I think you’re definitely doing the right thing by taking a step back.  Also, it is certainly the responsible thing to do.  If you guys get married, your finances will merge, and it will be terrible for both of you if he continues to act financially irresponsible.  On a side note, I may be biased b/c my finance’s parents ultimately divorced due to the fact that they argued all the time over money issues, and their very different approaches to their finances. 

I think your relationship *might* deserve another shot, but only if he can make some serious changes in how he handles his finances.  Also, if he makes some changes, you need to be sure that those changes are going to stick.  Probably he should talk to a financial planner to put together a strategy for paying off his date (and saving up some money thereafter).  Also, you guys might benefit from some couples counseling. 

My fiance had A LOT of debt when we first started dating, but it was basically due to the fact that his parents didn’t support him *at all* financially when he was in college, and so he had to take on debt to finish his schooling.  The difference was that he was working hard on paying everything off, and he had a financial strategy to get that done.  B/c I knew he was being responsible with his money and paying off his debt, I was much more comfortable taking our relationship to the next step and deciding to get married. 

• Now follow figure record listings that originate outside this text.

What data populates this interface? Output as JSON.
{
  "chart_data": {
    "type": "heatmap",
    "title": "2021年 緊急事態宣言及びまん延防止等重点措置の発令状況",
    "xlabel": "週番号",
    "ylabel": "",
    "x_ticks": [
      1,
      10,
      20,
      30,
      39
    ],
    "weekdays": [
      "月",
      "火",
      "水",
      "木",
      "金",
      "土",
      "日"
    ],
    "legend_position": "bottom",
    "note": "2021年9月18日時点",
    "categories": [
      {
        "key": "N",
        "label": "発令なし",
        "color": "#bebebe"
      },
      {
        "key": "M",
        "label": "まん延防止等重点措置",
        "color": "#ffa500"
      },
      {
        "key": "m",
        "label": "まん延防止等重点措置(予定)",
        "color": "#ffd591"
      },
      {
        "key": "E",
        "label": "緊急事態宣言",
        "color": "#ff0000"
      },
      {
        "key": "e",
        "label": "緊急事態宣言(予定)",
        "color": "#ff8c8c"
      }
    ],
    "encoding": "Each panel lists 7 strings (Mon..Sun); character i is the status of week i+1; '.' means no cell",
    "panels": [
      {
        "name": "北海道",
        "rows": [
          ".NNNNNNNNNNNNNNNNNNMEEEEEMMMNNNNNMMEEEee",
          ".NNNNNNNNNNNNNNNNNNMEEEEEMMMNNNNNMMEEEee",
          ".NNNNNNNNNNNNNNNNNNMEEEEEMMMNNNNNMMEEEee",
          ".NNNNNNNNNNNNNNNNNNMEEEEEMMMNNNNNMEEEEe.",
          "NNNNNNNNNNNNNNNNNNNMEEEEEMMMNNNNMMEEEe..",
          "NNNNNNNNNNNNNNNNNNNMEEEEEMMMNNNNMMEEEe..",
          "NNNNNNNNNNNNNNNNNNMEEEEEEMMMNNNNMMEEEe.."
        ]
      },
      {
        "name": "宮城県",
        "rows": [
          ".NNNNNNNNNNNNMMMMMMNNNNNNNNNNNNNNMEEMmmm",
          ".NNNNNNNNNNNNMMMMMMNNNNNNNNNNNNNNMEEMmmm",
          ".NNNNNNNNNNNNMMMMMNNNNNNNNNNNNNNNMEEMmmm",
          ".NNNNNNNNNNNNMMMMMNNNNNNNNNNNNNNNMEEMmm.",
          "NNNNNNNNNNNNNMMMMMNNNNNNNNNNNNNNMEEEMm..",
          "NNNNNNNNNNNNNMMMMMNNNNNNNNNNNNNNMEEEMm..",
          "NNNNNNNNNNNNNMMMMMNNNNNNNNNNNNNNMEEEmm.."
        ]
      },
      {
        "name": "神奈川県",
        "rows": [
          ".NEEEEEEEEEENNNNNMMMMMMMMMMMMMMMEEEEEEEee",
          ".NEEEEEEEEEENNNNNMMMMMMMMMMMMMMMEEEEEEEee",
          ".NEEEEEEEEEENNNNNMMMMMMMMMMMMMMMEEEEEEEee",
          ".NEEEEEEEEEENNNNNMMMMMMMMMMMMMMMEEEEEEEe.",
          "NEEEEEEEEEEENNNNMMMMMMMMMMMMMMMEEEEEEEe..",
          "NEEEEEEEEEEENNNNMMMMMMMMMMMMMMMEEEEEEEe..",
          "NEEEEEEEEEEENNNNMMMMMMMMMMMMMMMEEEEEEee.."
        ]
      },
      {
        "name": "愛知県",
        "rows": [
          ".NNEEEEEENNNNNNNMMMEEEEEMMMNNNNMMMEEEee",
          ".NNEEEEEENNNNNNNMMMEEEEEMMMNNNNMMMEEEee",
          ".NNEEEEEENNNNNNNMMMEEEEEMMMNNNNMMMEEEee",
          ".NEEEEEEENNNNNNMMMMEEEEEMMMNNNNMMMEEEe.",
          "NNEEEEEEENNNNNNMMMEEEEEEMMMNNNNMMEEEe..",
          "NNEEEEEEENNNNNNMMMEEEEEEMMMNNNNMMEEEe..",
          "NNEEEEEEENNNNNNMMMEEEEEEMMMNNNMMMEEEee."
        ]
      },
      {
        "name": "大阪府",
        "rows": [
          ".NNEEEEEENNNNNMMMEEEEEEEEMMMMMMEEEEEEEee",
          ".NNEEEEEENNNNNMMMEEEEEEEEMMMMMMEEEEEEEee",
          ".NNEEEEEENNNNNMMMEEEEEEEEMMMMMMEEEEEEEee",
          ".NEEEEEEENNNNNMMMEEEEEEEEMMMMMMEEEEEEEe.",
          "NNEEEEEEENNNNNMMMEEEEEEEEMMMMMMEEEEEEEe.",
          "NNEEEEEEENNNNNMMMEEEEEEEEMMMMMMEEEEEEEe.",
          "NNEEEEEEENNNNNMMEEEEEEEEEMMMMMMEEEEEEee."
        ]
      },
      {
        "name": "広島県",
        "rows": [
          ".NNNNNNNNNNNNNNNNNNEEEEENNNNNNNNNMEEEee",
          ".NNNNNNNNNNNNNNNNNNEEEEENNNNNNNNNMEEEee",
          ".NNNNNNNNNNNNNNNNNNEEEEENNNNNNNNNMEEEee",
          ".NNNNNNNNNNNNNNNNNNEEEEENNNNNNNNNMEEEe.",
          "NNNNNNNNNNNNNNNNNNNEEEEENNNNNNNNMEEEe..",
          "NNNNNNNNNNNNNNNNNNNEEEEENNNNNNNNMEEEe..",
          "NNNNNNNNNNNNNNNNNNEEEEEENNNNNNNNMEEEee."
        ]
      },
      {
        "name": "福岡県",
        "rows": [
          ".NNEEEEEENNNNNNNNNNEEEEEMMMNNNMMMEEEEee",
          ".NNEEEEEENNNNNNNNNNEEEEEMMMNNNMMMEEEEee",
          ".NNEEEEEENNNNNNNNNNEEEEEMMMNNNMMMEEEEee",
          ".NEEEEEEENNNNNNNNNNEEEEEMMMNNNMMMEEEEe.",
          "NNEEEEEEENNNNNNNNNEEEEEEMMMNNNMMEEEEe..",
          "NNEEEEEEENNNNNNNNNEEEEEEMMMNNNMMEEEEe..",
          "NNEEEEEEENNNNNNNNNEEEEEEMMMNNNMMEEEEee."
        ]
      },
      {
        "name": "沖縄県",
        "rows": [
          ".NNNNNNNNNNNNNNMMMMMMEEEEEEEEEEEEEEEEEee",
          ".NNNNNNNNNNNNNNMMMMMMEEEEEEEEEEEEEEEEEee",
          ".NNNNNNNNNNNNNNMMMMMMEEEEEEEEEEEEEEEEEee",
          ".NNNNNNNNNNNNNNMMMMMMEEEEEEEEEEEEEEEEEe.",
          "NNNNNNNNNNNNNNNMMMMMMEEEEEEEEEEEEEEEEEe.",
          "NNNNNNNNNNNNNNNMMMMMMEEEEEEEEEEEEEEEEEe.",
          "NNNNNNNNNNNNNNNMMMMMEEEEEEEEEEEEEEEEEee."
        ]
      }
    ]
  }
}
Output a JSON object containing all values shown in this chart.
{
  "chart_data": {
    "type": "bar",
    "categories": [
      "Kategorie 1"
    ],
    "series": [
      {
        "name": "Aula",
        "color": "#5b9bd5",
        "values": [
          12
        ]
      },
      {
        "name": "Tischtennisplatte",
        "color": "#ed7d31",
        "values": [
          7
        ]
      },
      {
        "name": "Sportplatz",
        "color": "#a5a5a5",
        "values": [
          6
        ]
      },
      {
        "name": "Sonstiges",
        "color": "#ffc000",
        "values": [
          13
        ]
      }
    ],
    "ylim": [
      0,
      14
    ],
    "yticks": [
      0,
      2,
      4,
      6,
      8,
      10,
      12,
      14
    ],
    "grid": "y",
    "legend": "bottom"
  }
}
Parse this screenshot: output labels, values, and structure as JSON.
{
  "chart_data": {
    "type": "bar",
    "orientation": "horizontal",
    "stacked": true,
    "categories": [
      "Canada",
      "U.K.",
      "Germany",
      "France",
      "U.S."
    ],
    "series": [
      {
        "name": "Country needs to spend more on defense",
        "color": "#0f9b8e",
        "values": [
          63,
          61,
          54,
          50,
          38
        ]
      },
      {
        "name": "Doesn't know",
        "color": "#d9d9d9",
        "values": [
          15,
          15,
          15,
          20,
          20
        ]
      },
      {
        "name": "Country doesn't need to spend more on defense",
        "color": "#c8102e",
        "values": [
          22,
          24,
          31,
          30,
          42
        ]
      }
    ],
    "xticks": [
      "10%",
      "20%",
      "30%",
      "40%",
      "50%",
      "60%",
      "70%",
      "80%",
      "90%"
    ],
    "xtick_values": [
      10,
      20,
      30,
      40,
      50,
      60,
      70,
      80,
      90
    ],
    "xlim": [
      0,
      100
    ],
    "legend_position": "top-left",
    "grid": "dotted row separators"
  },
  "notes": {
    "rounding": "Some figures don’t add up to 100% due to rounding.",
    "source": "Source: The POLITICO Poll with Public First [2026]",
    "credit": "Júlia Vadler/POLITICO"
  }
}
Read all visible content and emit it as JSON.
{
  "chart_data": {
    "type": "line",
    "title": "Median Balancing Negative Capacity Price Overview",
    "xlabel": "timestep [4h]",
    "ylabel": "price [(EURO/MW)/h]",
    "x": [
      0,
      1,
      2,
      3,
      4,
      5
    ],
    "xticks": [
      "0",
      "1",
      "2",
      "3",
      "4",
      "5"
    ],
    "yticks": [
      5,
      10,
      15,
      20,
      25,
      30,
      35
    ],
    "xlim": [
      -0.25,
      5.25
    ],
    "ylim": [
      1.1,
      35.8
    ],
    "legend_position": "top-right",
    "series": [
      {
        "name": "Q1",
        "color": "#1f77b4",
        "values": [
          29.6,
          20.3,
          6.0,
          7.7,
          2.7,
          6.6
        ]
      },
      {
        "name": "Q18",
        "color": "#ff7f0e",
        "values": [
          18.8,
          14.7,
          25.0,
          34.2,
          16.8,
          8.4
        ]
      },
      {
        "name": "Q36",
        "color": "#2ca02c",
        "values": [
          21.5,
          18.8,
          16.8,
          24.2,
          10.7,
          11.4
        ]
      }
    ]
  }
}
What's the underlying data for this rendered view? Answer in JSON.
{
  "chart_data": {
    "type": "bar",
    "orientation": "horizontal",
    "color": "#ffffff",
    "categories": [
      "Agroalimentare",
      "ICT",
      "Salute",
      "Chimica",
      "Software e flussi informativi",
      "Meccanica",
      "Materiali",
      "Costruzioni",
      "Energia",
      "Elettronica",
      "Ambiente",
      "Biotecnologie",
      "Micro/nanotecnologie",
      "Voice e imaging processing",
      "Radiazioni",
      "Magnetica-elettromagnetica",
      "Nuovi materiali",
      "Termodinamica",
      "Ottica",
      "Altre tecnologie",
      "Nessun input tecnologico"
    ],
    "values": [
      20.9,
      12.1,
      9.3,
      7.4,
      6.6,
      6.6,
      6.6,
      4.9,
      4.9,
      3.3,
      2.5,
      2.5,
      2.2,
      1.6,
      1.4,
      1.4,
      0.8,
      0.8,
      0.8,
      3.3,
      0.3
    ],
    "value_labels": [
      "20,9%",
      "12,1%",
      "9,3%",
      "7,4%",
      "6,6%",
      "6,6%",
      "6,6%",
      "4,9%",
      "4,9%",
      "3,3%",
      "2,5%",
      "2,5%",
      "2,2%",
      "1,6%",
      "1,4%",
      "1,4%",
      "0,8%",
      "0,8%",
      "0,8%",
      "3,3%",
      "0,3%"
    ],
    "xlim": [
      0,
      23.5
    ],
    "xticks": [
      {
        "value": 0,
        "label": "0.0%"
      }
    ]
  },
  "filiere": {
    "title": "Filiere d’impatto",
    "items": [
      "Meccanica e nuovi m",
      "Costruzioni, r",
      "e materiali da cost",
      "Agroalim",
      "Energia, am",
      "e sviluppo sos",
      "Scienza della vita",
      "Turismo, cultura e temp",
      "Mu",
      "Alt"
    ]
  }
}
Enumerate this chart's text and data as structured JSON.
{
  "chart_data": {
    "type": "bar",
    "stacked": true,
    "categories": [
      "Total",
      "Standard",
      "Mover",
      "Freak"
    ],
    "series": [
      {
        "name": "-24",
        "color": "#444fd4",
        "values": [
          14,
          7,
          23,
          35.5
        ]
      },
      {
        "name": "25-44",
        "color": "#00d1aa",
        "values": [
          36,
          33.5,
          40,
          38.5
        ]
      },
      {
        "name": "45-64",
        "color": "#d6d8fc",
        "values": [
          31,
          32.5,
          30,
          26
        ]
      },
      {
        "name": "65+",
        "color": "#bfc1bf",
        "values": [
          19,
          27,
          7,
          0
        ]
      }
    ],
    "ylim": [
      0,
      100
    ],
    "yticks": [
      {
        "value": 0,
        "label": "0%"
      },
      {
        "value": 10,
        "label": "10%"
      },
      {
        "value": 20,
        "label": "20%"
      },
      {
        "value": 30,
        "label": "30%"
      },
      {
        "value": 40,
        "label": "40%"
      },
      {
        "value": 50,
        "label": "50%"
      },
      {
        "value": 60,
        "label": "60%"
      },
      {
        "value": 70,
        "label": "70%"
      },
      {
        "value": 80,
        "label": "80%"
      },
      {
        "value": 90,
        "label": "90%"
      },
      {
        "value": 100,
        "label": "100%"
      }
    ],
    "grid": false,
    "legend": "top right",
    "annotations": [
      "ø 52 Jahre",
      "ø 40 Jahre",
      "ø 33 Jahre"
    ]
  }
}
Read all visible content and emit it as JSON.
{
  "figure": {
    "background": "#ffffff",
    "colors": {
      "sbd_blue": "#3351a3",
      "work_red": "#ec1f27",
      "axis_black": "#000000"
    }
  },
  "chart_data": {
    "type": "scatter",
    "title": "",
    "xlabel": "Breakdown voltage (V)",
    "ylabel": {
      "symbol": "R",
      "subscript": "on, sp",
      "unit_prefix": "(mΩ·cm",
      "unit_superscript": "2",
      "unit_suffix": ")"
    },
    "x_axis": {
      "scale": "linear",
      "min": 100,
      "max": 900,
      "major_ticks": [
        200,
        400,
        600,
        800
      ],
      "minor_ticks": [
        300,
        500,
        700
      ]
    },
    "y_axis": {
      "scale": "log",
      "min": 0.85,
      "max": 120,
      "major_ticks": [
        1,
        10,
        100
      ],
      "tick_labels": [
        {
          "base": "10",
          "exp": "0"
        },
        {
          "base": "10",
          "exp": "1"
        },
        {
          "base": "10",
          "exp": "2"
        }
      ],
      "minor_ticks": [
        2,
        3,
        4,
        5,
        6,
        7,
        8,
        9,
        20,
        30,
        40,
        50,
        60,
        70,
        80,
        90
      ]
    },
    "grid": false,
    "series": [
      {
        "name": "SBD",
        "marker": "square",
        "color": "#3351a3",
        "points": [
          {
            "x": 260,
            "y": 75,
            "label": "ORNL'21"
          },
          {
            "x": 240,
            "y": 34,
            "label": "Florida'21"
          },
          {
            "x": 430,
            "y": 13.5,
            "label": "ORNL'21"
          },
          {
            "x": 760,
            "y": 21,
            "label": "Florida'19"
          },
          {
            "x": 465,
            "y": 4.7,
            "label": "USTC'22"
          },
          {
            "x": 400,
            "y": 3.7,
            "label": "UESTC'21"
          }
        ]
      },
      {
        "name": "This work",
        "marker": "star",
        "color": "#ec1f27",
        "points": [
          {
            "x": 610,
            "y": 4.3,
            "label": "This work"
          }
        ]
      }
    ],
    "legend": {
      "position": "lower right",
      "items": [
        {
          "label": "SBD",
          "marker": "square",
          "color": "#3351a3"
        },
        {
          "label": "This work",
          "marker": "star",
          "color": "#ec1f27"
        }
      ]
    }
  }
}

Hope this helps.  I just want you to know that you really are doing the right thing here, and I can only image how hard it has been to call things off for the time being.  I hope he learns how to handle his money so that you guys can continue with your relationship.  Other than the money issues he sounds really great.

Post # 15
53 posts
Worker bee
  • Wedding: May 2009

To add to my previous response – I think that if you try to help him and he keeps on acting irresponsible with his fiances, or refuses to reform, it is a reason to walk away.  I was just saying that if you really love him, you should at least try to help him help himself before giving up the relationship completely. 

Post # 16
1371 posts
Bumble bee
  • Wedding: August 2010

If this was me, as long as he stepped up and was responsible about things, I would definitely stay.  Money is a really difficult topic for some people.  They hide what is really going on because they are embarrassed and don’t want people to know their real situation.

Hotchild gave you some really good advice!

Also I would like to point out (as I’ve noticed people have said it here and on other threads), debt in one person’s name does NOT become “your debt” if you marry them.  Only if your name is on whatever the debt is in relation to (e.g. a mortgage, a loan etc) is the debt ‘yours’.  If you’re looking at your money as a combined entity and from a marital standpoint you see all your finances as together, then you could say your money is going towards paying that debt.  But you do NOT assume debt legally unless your actual name goes on the information!